REST: update a resource with different fields requiring different user permissions

I have an endpoint /groups

I can create a group by POSTing some info to /groups

A single group can be read by /groups/{id}

I can update some fields in the group by POSTing to /group/{id}

HOWEVER I have different fields that are needed to be updated by users with different permissions, for instance: A group might have the structure

{
 "id": 1,
 "name": "some name",
 "members": [
  {
   "user_id": 456,
   "known_as": "Name 1",
   "user": { /* some user object */},
   "status": "accepted",
   "role": "admin",
   "shared": "something"
  },
  {
   "user_id": 999227,
   "known_as": "Name 1",
   "user": { /* some user object */},
   "status": "accepted",
   "role": "basic",
   "shared": "something"
  },
  {
   "user_id": 9883,
   "known_as": "Name 1",
   "user": { /* some user object */},
   "status": "requested",
   "role": "basic",
   "shared": "something"
  }
 ],
 "link": "https://some-link"
}

As an example I have the following 3 operations for the /group/{id}/members/{id} endpoint:

My options are this:

  1. Should I allow all updates to be done by POSTing to /group/{id}/members/{id} with a subset of the fields for a member and throw an unauthorized error if they try to update a field that they aren't allowed to update?
  2. Or should I break each operation into say /group/{id}/members/{id}/role, /group/{id}/members/{id}/shared and /group/{id}/members/{id}/status?
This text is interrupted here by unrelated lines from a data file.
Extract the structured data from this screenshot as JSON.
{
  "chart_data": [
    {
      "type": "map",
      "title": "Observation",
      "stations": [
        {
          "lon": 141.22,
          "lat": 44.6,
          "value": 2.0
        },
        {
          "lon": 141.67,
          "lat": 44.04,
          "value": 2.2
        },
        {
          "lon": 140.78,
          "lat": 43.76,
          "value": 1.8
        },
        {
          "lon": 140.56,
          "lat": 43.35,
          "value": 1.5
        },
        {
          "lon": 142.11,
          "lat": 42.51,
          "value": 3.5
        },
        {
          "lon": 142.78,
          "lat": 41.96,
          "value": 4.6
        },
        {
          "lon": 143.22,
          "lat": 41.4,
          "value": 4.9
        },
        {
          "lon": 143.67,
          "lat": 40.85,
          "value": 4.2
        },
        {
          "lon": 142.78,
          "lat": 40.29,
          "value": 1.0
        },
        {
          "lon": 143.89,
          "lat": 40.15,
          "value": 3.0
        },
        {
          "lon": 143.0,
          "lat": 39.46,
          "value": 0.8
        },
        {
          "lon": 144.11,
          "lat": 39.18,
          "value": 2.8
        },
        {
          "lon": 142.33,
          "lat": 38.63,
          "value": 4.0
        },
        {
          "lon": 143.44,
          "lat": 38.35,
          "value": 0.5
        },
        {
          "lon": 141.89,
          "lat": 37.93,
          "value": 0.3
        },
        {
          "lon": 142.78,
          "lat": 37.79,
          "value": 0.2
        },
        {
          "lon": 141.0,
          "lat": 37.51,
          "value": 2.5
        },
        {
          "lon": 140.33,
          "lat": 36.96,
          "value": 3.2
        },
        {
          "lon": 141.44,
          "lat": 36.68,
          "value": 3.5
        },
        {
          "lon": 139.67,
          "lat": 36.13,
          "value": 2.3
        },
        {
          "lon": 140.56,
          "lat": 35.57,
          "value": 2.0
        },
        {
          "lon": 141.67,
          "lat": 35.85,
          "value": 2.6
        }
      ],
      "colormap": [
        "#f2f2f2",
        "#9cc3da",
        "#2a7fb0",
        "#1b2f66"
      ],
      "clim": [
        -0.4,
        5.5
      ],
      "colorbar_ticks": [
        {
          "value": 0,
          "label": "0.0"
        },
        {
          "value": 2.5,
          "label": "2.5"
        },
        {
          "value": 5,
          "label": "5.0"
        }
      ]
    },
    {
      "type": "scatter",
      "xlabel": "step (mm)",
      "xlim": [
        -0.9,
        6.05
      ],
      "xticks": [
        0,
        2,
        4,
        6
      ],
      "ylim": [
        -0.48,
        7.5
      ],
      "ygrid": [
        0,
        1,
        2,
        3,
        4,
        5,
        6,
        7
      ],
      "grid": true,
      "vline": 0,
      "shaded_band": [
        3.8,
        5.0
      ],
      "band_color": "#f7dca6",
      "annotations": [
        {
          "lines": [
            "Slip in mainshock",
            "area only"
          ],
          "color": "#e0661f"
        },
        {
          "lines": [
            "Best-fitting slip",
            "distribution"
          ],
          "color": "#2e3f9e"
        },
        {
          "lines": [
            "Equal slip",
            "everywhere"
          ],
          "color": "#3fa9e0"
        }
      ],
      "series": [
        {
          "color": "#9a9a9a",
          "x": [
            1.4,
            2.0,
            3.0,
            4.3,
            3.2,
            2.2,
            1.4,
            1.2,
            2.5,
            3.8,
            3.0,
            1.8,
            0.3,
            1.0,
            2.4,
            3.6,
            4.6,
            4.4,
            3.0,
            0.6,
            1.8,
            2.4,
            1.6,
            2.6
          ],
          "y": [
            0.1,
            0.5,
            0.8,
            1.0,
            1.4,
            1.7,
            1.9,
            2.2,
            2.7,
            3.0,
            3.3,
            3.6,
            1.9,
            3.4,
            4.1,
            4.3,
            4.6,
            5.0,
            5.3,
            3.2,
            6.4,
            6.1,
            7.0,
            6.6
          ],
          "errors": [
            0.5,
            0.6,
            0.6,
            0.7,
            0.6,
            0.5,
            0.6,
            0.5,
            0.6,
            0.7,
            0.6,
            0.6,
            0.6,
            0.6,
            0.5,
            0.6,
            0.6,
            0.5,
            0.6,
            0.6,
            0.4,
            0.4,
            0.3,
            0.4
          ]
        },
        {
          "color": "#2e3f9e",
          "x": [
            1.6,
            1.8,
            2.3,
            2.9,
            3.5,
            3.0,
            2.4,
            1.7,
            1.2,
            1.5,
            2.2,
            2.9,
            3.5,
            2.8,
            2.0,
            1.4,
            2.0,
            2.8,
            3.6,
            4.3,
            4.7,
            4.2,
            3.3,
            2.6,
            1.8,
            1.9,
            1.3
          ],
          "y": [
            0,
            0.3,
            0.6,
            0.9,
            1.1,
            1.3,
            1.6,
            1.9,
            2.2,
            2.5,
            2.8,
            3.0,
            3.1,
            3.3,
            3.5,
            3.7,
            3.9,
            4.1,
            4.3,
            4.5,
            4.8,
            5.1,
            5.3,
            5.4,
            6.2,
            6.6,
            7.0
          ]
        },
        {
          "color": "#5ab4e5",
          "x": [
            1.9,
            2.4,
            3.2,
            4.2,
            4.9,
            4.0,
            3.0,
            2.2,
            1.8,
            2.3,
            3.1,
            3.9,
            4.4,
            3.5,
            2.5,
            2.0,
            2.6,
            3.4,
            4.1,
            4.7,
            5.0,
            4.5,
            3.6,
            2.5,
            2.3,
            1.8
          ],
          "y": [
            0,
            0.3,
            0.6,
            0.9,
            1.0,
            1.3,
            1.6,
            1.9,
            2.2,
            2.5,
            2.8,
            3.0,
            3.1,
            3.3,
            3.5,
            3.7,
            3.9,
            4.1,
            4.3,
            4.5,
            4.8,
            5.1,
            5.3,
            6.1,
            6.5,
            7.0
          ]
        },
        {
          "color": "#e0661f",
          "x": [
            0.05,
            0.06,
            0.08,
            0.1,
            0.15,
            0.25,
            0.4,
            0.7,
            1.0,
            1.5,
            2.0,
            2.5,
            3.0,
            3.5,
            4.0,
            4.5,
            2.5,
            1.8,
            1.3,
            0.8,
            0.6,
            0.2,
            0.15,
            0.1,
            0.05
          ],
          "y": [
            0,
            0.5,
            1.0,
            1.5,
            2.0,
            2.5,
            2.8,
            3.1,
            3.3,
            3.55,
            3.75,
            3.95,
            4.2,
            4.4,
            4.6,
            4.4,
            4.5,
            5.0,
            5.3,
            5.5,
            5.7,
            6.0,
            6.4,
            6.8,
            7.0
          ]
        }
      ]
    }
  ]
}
The problem with this is that I don't want to have to make lots of requests to update all the fields (I imagine that there will end up being quite a lot of them).

So just for clarification my question is: Is it considered proper REST to do my option 1 where I can post updates to an endpoint that may fail if you try to change a field that you aren't allowed to?

Upvotes: 0

Views: 452

Answers (1)

cshu
cshu

Reputation: 5954

In my opinion, option 1 is much better than option 2.

As you said option 2 is a waste of bandwidth.

More importantly, with option 1 you can easily implement an atomic update (update "all-or-nothing"). It should either complete successfully or fail entirely. There should never be a partial update.

With option 2 it's very likely the update can be implemented to complete some request successfully and reject another request, even if the two requests are considered a single operation.